A monster. My monster.
The thought should disgust me. Instead, it sends a dark thrill through my veins that I can't name and don't want to examine.
***
I ask Nathan's driver to take me out, needing space from the penthouse, from Nathan, from the weight of realizations I'm not ready to face. He doesn't ask where, just pulls smoothly into evening traffic while I stare out the tinted window.
The city slides by in a blur of lights and movement. People heading home from work. Couples walking hand in hand. Normal lives, normal problems, normal relationships that don't involve obsession and violence and this sick, twisted thing growing in my chest.
I'm starting to have feelings for him.
The thought crashes through me like breaking glass, sharp and undeniable. Not the gentle, gradual falling of romance novels. This is something darker, more complex—a tangled mess of fear and fascination, terror and terrible understanding.
He destroyed my life. Systematically dismantled everything I'd built, isolated me from everyone I knew, and forced me into a gilded cage of his design.

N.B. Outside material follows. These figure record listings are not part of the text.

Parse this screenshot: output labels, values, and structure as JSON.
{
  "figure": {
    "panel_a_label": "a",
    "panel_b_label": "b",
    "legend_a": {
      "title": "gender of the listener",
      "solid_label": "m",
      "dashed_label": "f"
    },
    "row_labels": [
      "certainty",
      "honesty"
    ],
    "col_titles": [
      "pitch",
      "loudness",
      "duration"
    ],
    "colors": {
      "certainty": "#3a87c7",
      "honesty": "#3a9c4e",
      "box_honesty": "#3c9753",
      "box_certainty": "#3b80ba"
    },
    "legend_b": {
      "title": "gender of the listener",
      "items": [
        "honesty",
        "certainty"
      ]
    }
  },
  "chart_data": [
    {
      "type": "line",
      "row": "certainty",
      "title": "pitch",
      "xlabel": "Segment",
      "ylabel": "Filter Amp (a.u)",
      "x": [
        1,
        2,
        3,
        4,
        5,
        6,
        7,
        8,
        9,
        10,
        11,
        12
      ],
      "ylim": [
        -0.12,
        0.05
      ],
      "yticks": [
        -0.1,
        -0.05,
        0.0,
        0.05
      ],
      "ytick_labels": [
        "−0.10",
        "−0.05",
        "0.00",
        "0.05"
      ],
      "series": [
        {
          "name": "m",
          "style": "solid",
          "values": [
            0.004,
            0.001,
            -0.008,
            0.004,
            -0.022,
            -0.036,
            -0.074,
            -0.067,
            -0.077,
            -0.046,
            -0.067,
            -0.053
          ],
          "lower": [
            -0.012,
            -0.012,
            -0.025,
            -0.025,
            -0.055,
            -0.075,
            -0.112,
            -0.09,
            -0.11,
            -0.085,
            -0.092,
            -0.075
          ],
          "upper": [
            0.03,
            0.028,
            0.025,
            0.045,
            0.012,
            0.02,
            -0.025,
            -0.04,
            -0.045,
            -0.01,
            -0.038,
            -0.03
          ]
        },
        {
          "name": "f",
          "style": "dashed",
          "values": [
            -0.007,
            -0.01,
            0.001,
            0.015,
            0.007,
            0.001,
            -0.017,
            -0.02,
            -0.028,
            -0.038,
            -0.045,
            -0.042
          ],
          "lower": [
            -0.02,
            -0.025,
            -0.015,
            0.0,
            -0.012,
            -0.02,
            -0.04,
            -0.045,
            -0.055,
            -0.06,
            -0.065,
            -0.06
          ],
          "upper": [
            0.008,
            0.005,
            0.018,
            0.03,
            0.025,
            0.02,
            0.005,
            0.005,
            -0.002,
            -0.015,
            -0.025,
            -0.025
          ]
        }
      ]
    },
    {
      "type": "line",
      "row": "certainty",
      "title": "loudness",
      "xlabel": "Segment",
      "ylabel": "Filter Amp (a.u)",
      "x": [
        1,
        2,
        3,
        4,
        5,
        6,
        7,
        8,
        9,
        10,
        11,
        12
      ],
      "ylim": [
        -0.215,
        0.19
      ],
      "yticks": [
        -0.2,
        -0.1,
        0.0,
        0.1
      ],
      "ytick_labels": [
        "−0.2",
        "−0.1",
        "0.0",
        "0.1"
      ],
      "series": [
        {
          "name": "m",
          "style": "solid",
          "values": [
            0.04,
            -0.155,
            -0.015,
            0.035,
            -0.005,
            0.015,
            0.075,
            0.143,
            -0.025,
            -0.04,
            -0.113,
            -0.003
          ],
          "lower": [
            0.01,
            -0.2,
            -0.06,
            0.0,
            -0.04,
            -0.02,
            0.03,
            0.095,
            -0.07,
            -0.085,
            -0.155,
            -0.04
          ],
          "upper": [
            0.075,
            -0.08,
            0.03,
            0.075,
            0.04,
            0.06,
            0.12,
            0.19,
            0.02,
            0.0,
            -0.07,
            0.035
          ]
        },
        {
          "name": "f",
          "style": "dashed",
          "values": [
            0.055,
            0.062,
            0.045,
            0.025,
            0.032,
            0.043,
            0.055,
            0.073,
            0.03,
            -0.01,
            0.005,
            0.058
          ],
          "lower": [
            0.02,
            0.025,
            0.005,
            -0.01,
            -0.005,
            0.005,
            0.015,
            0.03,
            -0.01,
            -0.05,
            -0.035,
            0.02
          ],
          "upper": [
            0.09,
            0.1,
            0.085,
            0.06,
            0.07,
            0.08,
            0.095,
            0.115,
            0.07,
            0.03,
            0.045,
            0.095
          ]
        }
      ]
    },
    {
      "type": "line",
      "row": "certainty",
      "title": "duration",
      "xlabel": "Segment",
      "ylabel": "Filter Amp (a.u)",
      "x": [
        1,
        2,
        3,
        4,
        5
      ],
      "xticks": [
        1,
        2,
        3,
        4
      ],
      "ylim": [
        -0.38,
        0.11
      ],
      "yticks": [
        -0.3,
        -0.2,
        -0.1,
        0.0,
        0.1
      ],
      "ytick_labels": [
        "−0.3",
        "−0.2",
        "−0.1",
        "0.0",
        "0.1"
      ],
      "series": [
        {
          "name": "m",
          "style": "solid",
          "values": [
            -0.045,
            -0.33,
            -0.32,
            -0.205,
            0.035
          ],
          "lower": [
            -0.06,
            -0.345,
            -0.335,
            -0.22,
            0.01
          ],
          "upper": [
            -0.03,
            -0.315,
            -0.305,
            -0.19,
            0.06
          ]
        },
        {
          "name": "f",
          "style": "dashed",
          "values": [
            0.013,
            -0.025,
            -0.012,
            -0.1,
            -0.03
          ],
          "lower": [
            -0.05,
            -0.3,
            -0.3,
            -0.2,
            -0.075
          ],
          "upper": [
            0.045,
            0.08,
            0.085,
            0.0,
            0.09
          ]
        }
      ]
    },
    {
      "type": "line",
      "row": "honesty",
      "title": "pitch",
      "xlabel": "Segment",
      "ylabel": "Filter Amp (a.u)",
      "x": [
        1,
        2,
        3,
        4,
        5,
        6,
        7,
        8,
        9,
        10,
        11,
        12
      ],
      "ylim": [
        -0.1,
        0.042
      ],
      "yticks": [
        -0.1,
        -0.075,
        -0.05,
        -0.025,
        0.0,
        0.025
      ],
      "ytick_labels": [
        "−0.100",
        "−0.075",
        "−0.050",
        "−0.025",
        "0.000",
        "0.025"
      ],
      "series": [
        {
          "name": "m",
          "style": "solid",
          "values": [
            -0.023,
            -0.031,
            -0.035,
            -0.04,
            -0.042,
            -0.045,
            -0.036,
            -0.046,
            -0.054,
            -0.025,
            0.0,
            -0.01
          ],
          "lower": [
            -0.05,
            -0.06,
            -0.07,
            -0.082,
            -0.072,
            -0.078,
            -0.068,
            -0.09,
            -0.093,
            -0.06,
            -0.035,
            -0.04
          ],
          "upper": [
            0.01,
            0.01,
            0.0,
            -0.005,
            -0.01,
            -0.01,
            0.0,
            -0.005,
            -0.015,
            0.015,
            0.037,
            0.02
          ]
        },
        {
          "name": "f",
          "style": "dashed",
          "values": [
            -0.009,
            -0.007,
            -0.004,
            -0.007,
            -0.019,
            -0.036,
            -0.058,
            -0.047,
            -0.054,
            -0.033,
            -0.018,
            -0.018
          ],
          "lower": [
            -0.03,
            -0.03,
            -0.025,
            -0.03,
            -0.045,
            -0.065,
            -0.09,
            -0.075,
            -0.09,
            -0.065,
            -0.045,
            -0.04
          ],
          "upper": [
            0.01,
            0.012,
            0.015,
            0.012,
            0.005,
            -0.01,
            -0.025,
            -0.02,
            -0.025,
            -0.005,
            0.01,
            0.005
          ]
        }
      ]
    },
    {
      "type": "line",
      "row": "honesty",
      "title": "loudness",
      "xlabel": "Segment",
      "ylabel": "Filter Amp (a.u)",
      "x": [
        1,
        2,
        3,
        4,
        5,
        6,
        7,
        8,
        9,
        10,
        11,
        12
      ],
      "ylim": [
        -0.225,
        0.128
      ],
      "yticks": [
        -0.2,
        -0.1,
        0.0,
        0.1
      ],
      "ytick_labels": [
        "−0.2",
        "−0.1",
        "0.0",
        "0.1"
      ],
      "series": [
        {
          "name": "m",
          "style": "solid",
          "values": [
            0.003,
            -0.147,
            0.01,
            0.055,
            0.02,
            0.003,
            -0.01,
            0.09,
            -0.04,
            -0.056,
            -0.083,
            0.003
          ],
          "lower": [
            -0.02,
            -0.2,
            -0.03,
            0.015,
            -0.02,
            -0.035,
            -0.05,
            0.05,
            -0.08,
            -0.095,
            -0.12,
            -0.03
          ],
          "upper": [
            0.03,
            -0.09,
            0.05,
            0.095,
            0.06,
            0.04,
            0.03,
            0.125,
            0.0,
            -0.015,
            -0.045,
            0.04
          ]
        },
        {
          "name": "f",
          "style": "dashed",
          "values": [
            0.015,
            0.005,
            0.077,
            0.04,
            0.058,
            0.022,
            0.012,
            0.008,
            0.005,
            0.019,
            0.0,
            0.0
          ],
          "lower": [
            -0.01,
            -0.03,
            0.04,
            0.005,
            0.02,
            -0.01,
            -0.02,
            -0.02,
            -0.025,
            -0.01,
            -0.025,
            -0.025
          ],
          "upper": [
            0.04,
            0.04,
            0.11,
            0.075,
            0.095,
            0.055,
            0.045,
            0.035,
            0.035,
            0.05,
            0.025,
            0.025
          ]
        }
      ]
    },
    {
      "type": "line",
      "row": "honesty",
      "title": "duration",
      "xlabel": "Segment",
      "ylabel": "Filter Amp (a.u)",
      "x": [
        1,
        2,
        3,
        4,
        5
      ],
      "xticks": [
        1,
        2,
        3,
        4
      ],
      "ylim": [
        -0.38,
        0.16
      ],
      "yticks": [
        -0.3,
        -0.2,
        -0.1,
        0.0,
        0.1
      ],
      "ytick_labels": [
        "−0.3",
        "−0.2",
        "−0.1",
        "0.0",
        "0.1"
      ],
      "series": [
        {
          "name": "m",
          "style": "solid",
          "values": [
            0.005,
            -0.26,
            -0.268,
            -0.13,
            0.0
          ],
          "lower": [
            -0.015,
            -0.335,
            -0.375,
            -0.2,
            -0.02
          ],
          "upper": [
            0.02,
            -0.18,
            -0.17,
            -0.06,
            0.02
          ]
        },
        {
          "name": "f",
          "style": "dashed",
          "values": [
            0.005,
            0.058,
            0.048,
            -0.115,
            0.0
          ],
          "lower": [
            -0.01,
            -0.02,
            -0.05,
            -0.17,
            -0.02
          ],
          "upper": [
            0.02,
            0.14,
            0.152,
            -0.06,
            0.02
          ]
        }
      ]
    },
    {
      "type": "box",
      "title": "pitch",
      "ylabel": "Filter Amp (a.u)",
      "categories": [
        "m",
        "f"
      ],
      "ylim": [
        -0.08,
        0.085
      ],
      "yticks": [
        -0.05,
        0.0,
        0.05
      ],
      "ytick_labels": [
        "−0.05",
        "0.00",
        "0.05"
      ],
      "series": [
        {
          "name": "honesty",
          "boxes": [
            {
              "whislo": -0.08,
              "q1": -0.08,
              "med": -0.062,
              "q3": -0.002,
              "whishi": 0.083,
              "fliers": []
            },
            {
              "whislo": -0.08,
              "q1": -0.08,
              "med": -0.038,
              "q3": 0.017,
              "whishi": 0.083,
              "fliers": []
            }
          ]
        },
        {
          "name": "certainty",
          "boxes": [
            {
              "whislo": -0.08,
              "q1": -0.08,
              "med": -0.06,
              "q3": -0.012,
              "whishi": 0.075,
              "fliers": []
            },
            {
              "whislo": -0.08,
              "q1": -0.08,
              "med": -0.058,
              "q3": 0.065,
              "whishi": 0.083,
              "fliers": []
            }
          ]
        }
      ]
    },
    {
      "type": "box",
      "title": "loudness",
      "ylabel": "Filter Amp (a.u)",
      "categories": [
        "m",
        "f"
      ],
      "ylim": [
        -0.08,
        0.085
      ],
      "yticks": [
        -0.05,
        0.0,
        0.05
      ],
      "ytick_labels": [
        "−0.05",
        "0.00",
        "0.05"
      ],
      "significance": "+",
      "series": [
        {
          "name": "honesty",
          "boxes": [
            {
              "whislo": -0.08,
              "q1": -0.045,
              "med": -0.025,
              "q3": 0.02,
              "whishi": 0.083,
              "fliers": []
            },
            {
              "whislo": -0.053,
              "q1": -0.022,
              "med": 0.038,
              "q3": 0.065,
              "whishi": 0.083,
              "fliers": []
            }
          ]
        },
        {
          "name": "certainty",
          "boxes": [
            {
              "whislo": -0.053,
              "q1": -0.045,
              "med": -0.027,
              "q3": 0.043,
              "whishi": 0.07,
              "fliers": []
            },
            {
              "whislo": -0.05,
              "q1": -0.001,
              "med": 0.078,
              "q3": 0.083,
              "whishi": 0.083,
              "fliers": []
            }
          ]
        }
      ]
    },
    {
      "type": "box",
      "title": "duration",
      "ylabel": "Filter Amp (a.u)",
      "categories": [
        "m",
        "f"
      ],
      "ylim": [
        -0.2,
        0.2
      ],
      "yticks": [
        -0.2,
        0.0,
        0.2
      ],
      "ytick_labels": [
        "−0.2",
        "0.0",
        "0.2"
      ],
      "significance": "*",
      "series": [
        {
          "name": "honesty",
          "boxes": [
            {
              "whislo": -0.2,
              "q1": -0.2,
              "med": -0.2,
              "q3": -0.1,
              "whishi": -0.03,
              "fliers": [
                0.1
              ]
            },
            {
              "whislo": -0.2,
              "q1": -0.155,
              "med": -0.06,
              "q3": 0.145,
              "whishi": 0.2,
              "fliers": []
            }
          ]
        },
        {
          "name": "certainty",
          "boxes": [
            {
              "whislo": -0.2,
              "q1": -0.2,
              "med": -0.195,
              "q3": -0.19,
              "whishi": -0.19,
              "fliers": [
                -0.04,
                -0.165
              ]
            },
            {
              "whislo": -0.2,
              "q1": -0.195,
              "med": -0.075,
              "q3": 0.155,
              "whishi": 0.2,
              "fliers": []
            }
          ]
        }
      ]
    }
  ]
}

And some sick part of me is grateful.
I press my hand to my mouth, feeling like I might be sick. What's wrong with me? What kind of person feels grateful for this?
But I can't deny it. He saw me. The real me—the lonely, grieving girl still searching for her brother in every empty room. The woman who built an empire not from passion but from a desperate need for control. The person who was so tired of being strong that she secretly craved someone strong enough to make her stop.
Nathan didn't just see that girl. He wanted her. Obsessively, violently, completely.
It's not just physical, though God knows my body responds to him in ways that shame and thrill me. It's deeper. He knows things about me I've never told anyone. He understands the grief that shaped me, because he carries the same grief. He's the only person in a long time who's made me feel truly seen.
The cost of that visibility is my freedom. My autonomy. My safety from the darkness he carries like a second skin.
And I'm starting to think I'd pay that price willingly.
The realization makes me want to cry. Or scream. Or both.
The car continues its aimless route through Manhattan while I sit with this horrifying revelation. The city lights smear into meaningless color. My world has shrunk to the size of him—his hands, his voice, the way he looks at me like I'm something precious and breakable and utterly his.
He put Bryce in a wheelchair. He orchestrated my company's collapse. He manipulated every aspect of my life.
And I want him. Not just physically, though my body burns for his touch. I want the safety of his obsession, the certainty of his claim, the dark promise that nothing will ever hurt me again because he won't allow it.
I'm not just his prisoner. I'm falling for my jailer.
The thought should make me sick. Does make me sick. But it's also true.
This is who I am now. Who I may have always been, beneath the armor of independence and success. A woman who craves the kind of devotion that borders on madness. Who finds safety not in freedom but in being claimed so completely that she'll never be alone again.